A long while ago I made this instant chia chocolate pudding—which I go back to whenever I need a guilt-free chocolate fix, or when anyone counting their calories visits. It’s pure chocolate goodness, vegan and gluten-free, thick and creamy pudding. So this instant chia pumpkin pudding is just a seasonal version of it.
I tasted a version of a chia pumpkin pudding a few months ago, and that’s how this recipe came into action. That version had maple syrup, and I could taste that beautiful earthy flavor which perfectly compliments the pumpkin.
And that original one I tasted had whole chia seeds in them which means the chia seeds have been soaked in the milk for a while and were not blended. So while I loved it, I felt I needed to tweak things around.
Why you need to try Instant Chia Pumpkin Pudding:
These pumpkin puddings taste just like pumpkin pie filling but are absolutely guilt-free! The perfect way to get your share of pumpkin spice deliciousness without having to overdose on sugary coffee shop beverages.

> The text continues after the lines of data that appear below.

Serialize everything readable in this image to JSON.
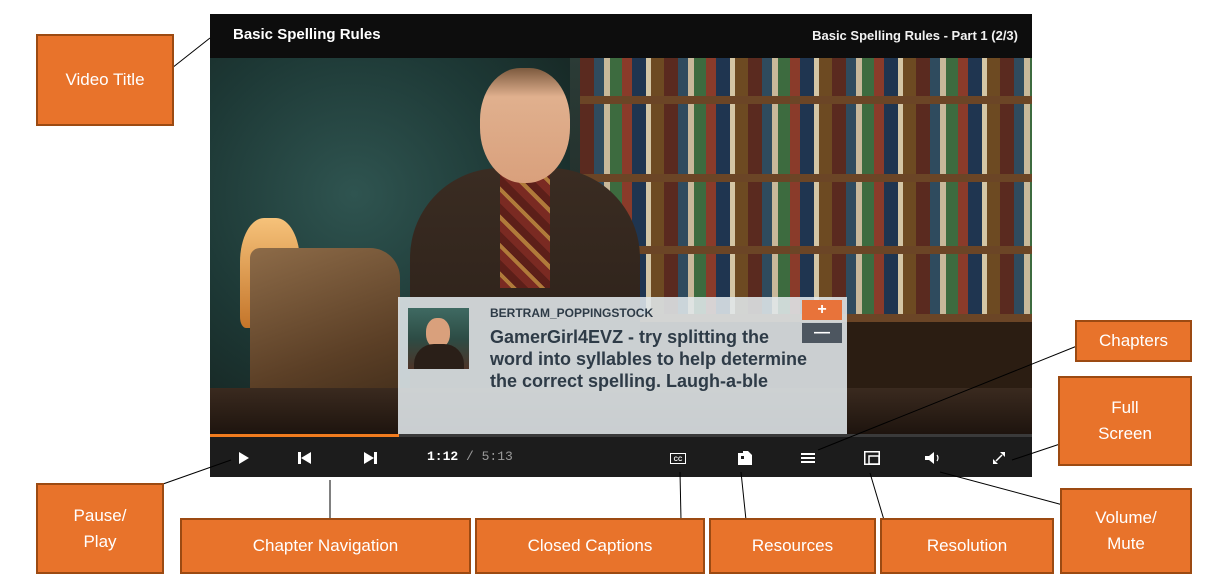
{
  "player": {
    "video_title": "Basic Spelling Rules",
    "part_title": "Basic Spelling Rules - Part 1  (2/3)",
    "comment": {
      "username": "BERTRAM_POPPINGSTOCK",
      "text": "GamerGirl4EVZ - try splitting the word into syllables to help determine the correct spelling. Laugh-a-ble",
      "plus_label": "+",
      "minus_label": "—"
    },
    "progress": 0.23,
    "time": {
      "current": "1:12",
      "separator": " / ",
      "duration": "5:13"
    },
    "controls": {
      "cc_label": "CC"
    }
  },
  "callouts": {
    "video_title": "Video Title",
    "chapters": "Chapters",
    "full_screen": "Full Screen",
    "pause_play": "Pause/ Play",
    "chapter_navigation": "Chapter Navigation",
    "closed_captions": "Closed Captions",
    "resources": "Resources",
    "resolution": "Resolution",
    "volume_mute": "Volume/ Mute"
  },
  "colors": {
    "accent": "#e8732b",
    "accent_border": "#9c4a12",
    "progress": "#f07b1e",
    "bar_background": "#1c1c1c"
  },
  "icons": [
    "play-icon",
    "previous-chapter-icon",
    "next-chapter-icon",
    "closed-captions-icon",
    "resources-icon",
    "chapters-icon",
    "resolution-icon",
    "volume-icon",
    "fullscreen-icon"
  ]
}
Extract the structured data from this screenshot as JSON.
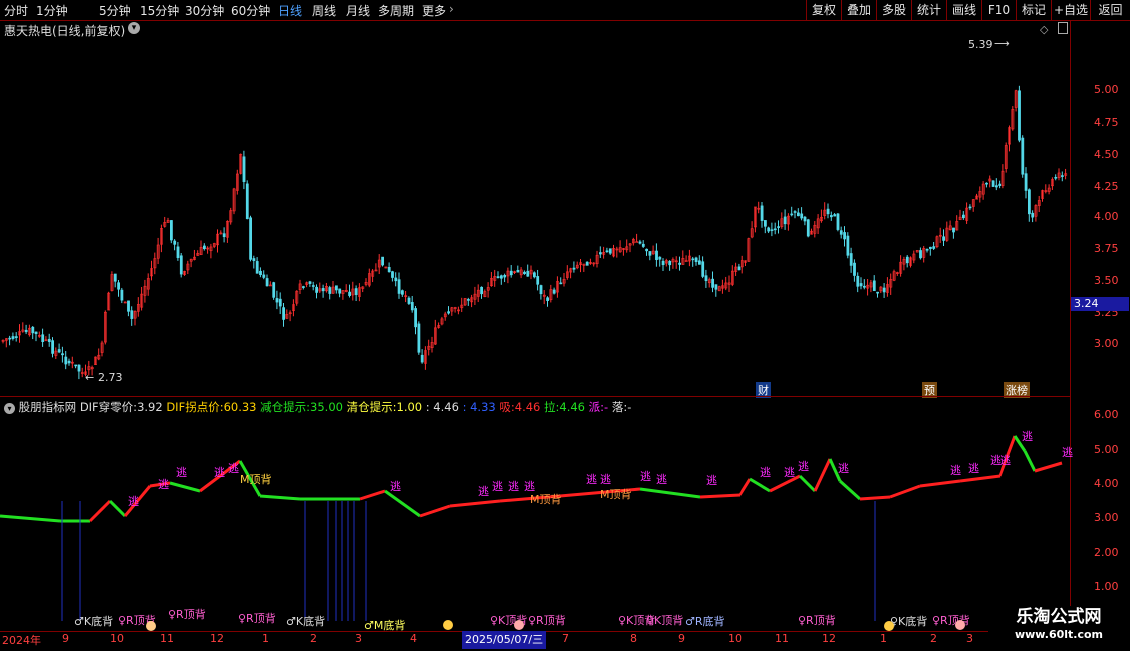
{
  "toolbar": {
    "periods": [
      "分时",
      "1分钟",
      "5分钟",
      "15分钟",
      "30分钟",
      "60分钟",
      "日线",
      "周线",
      "月线",
      "多周期",
      "更多"
    ],
    "right": [
      "复权",
      "叠加",
      "多股",
      "统计",
      "画线",
      "F10",
      "标记",
      "+自选",
      "返回"
    ]
  },
  "stock": {
    "title": "惠天热电(日线,前复权)",
    "high": "5.39",
    "low": "2.73",
    "last": "3.24"
  },
  "price_axis": [
    "5.00",
    "4.75",
    "4.50",
    "4.25",
    "4.00",
    "3.75",
    "3.50",
    "3.25",
    "3.00"
  ],
  "events": [
    "财",
    "预",
    "涨榜"
  ],
  "indicator": {
    "name": "股朋指标网",
    "dif_label": "DIF穿零价:",
    "dif_value": "3.92",
    "turn_label": "DIF拐点价:",
    "turn_value": "60.33",
    "reduce_label": "减仓提示:",
    "reduce_value": "35.00",
    "clear_label": "清仓提示:",
    "clear_value": "1.00",
    "x1": ": 4.46",
    "x2": ": 4.33",
    "xi_label": "吸:",
    "xi_value": "4.46",
    "la_label": "拉:",
    "la_value": "4.46",
    "pai_label": "派:",
    "pai_value": "-",
    "luo_label": "落:",
    "luo_value": "-"
  },
  "indicator_axis": [
    "6.00",
    "5.00",
    "4.00",
    "3.00",
    "2.00",
    "1.00"
  ],
  "signals": [
    "♂K底背",
    "♀R顶背",
    "♀R顶背",
    "♀R顶背",
    "♂K底背",
    "♂M底背",
    "♀K顶背",
    "♀R顶背",
    "♀K顶背",
    "♀K顶背",
    "♂R底背",
    "♀R顶背",
    "♀K底背",
    "♀R顶背"
  ],
  "markers": [
    "逃",
    "M顶背",
    "M顶背",
    "M顶背"
  ],
  "dates": [
    "2024年",
    "9",
    "10",
    "11",
    "12",
    "1",
    "2",
    "3",
    "4",
    "2025/05/07/三",
    "7",
    "8",
    "9",
    "10",
    "11",
    "12",
    "1",
    "2",
    "3"
  ],
  "watermark": {
    "title": "乐淘公式网",
    "url": "www.60lt.com"
  },
  "colors": {
    "up": "#ff3030",
    "down": "#54d8e8",
    "axis": "#ff4040",
    "grid": "#800000",
    "active": "#4ea1ff"
  }
}
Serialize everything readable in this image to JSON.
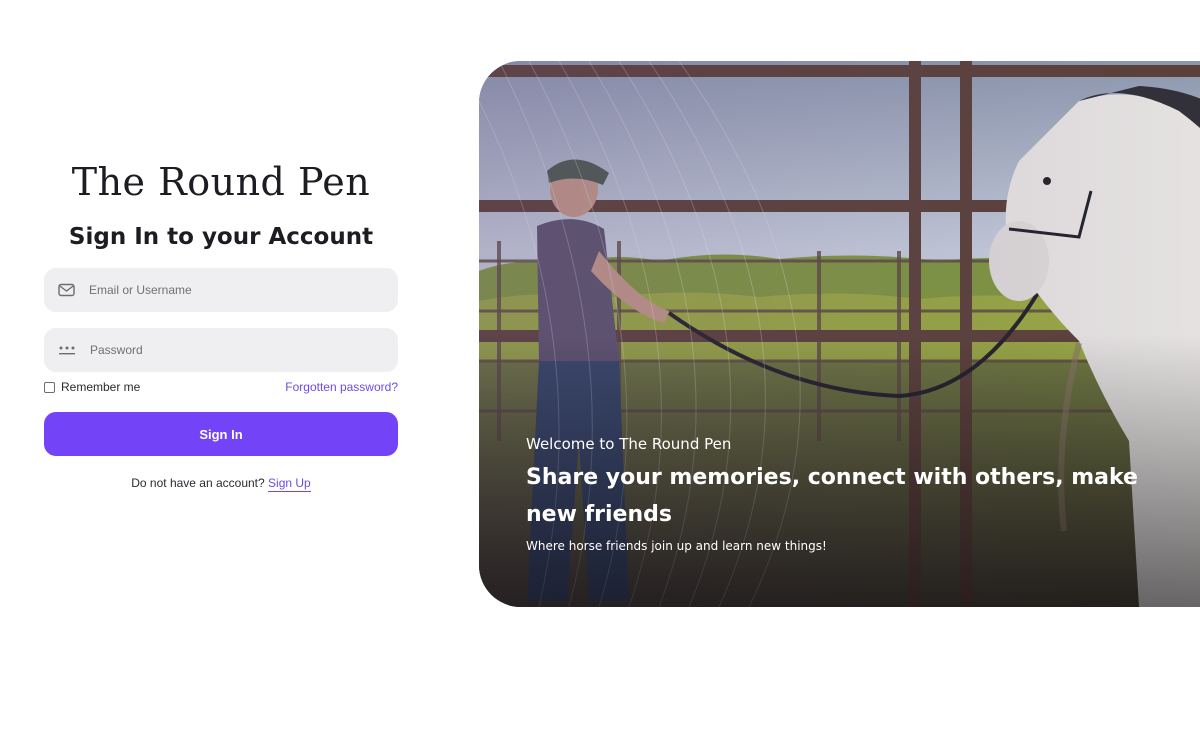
{
  "brand": {
    "name": "The Round Pen"
  },
  "form": {
    "heading": "Sign In to your Account",
    "email": {
      "placeholder": "Email or Username",
      "value": "",
      "icon": "envelope-icon"
    },
    "password": {
      "placeholder": "Password",
      "value": "",
      "icon": "password-dots-icon"
    },
    "remember_label": "Remember me",
    "remember_checked": false,
    "forgot_label": "Forgotten password?",
    "submit_label": "Sign In",
    "signup_prompt": "Do not have an account?",
    "signup_link": "Sign Up"
  },
  "hero": {
    "eyebrow": "Welcome to The Round Pen",
    "title": "Share your memories, connect with others, make new friends",
    "subtitle": "Where horse friends join up and learn new things!"
  },
  "colors": {
    "accent": "#7243f7",
    "link": "#6c4be8",
    "field_bg": "#efeef0"
  }
}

I picked dates to sweeten my instant chia pumpkin pudding because I love their neutral flavor, and their smooth texture when blended. Maple syrup or honey would be a great substitute
. I found the only downfall to using dates is, that they add a little brown to the bright orange pumpkin pudding.

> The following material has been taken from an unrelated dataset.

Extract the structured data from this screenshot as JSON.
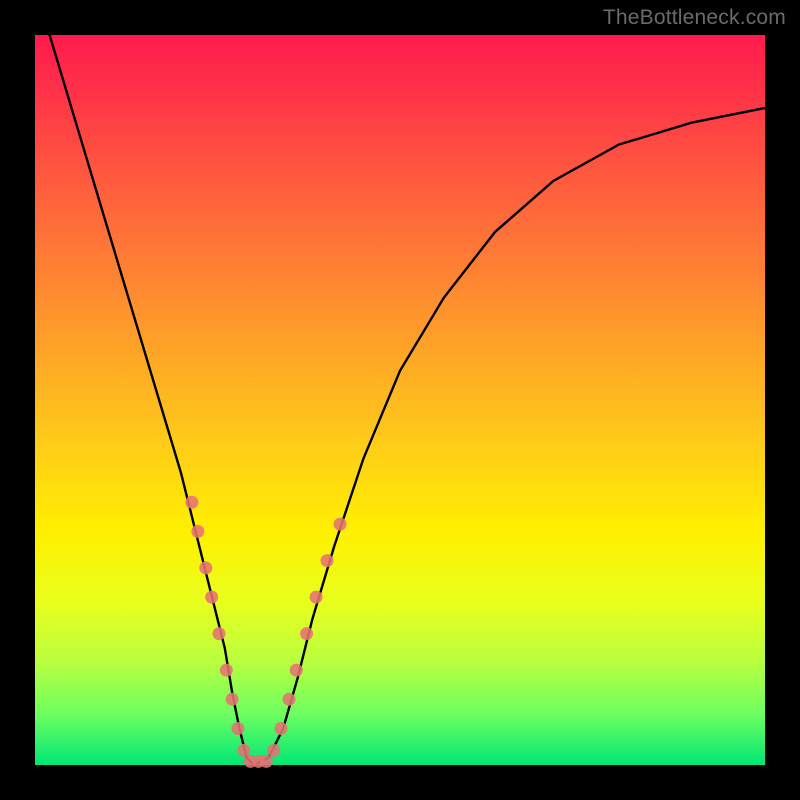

Then added a bit of fall magic with a dash of pumpkin spice and an extra dash of cinnamon—because that’s just a preference. If you’re in love with pumpkin spice this season or chai spice, add away! For pure pumpkin flavour, just leave them out.
Chia seeds are one of those superfoods you should really try to get more of, and they have the wonderful characteristic of thickening up instantly upon blending or soaking.

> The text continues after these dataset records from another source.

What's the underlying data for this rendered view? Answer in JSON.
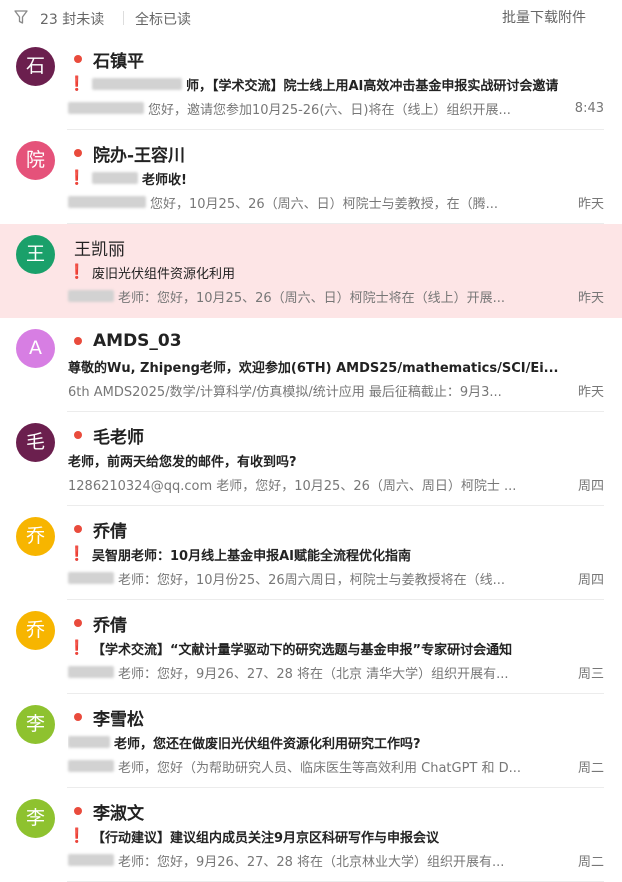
{
  "toolbar": {
    "filter_icon": "filter-icon",
    "unread_count_text": "23 封未读",
    "mark_all_read": "全标已读",
    "batch_download": "批量下载附件"
  },
  "colors": {
    "unread_dot": "#e94b3c",
    "flag": "#e02020",
    "selected_row": "#fde5e6"
  },
  "emails": [
    {
      "avatar": "石",
      "avatar_color": "#6b1f4e",
      "sender": "石镇平",
      "unread": true,
      "flag": true,
      "flag_symbol": "❗",
      "subject_prefix_blur": 90,
      "subject": "师，【学术交流】院士线上用AI高效冲击基金申报实战研讨会邀请",
      "preview_prefix_blur": 76,
      "preview": "您好，邀请您参加10月25-26(六、日)将在（线上）组织开展...",
      "time": "8:43",
      "selected": false
    },
    {
      "avatar": "院",
      "avatar_color": "#e5527a",
      "sender": "院办-王容川",
      "unread": true,
      "flag": true,
      "flag_symbol": "❗",
      "subject_prefix_blur": 46,
      "subject": "老师收!",
      "preview_prefix_blur": 78,
      "preview": "您好，10月25、26（周六、日）柯院士与姜教授，在（腾...",
      "time": "昨天",
      "selected": false
    },
    {
      "avatar": "王",
      "avatar_color": "#1aa06a",
      "sender": "王凯丽",
      "unread": false,
      "flag": true,
      "flag_symbol": "❗",
      "subject_prefix_blur": 0,
      "subject": "废旧光伏组件资源化利用",
      "preview_prefix_blur": 46,
      "preview": "老师：您好，10月25、26（周六、日）柯院士将在（线上）开展...",
      "time": "昨天",
      "selected": true
    },
    {
      "avatar": "A",
      "avatar_color": "#d77ee3",
      "sender": "AMDS_03",
      "unread": true,
      "flag": false,
      "flag_symbol": "",
      "subject_prefix_blur": 0,
      "subject": "尊敬的Wu, Zhipeng老师，欢迎参加(6TH) AMDS25/mathematics/SCI/Ei...",
      "preview_prefix_blur": 0,
      "preview": "6th AMDS2025/数学/计算科学/仿真模拟/统计应用 最后征稿截止：9月3...",
      "time": "昨天",
      "selected": false
    },
    {
      "avatar": "毛",
      "avatar_color": "#6b1f4e",
      "sender": "毛老师",
      "unread": true,
      "flag": false,
      "flag_symbol": "",
      "subject_prefix_blur": 0,
      "subject": "老师，前两天给您发的邮件，有收到吗?",
      "preview_prefix_blur": 0,
      "preview": "1286210324@qq.com 老师，您好，10月25、26（周六、周日）柯院士 ...",
      "time": "周四",
      "selected": false
    },
    {
      "avatar": "乔",
      "avatar_color": "#f7b500",
      "sender": "乔倩",
      "unread": true,
      "flag": true,
      "flag_symbol": "❗",
      "subject_prefix_blur": 0,
      "subject": "吴智朋老师：10月线上基金申报AI赋能全流程优化指南",
      "preview_prefix_blur": 46,
      "preview": "老师：您好，10月份25、26周六周日，柯院士与姜教授将在（线...",
      "time": "周四",
      "selected": false
    },
    {
      "avatar": "乔",
      "avatar_color": "#f7b500",
      "sender": "乔倩",
      "unread": true,
      "flag": true,
      "flag_symbol": "❗",
      "subject_prefix_blur": 0,
      "subject": "【学术交流】“文献计量学驱动下的研究选题与基金申报”专家研讨会通知",
      "preview_prefix_blur": 46,
      "preview": "老师：您好，9月26、27、28 将在（北京 清华大学）组织开展有...",
      "time": "周三",
      "selected": false
    },
    {
      "avatar": "李",
      "avatar_color": "#8ec22f",
      "sender": "李雪松",
      "unread": true,
      "flag": false,
      "flag_symbol": "",
      "subject_prefix_blur": 42,
      "subject": "老师，您还在做废旧光伏组件资源化利用研究工作吗?",
      "preview_prefix_blur": 46,
      "preview": "老师，您好（为帮助研究人员、临床医生等高效利用 ChatGPT 和 D...",
      "time": "周二",
      "selected": false
    },
    {
      "avatar": "李",
      "avatar_color": "#8ec22f",
      "sender": "李淑文",
      "unread": true,
      "flag": true,
      "flag_symbol": "❗",
      "subject_prefix_blur": 0,
      "subject": "【行动建议】建议组内成员关注9月京区科研写作与申报会议",
      "preview_prefix_blur": 46,
      "preview": "老师：您好，9月26、27、28 将在（北京林业大学）组织开展有...",
      "time": "周二",
      "selected": false
    }
  ]
}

I wrote a bit more about them in this instant chia chocolate pudding recipe. Now if you don’t care about what’s healthy these days and what’s not—just think of them as thickeners to give you that “instant” pudding effect – no waiting around or chilling time.
How to make Instant Chia Pumpkin Pudding:
For making a batch of Instant Pumpkin Chia Pudding, simply combine dates, pumpkin puree, almond milk, chia seeds and spices in a high-speed blender and pulse until the mixture thickens naturally.
They are good to eat right away but you can also pour the pudding into dessert glasses and store them in the fridge.
If you feel I am overdoing pumpkins lately on the blog—I hear you, I really do. But I feel we just got to enjoy while we can! And while we’re at it, this instant chia pumpkin pudding is one you will enjoy! 🙂
Tips for success:
- The instant chia pudding can be made using any type of milk you prefer.
- Feel free to add more or less spices to your pumpkin pudding to adjust them to your taste.
- You can use maple syrup instead of dates, or if you’re not vegan, even honey!
Instant Chia Pumpkin Pudding
Enjoy all the taste of pumpkin pie for breakfast - without the sugar and calories. It takes only five minutes to whip up this naturally sweetened, gluten-free and vegan pumpkin pie chia pudding!
- 4 pitted Mejdool dates
- 1/2 cup pumpkin puree
- 3/4 cup almond milk (or your preference)
- 2 tablespoons chia seeds
- 1 pinch pumpkin spice (optional)
- 1 pinch cinnamon (optional)
- In a blender, add all ingredients and blend well. Serve.
Use 2 tablespoons of honey or maple syrup instead of the dates.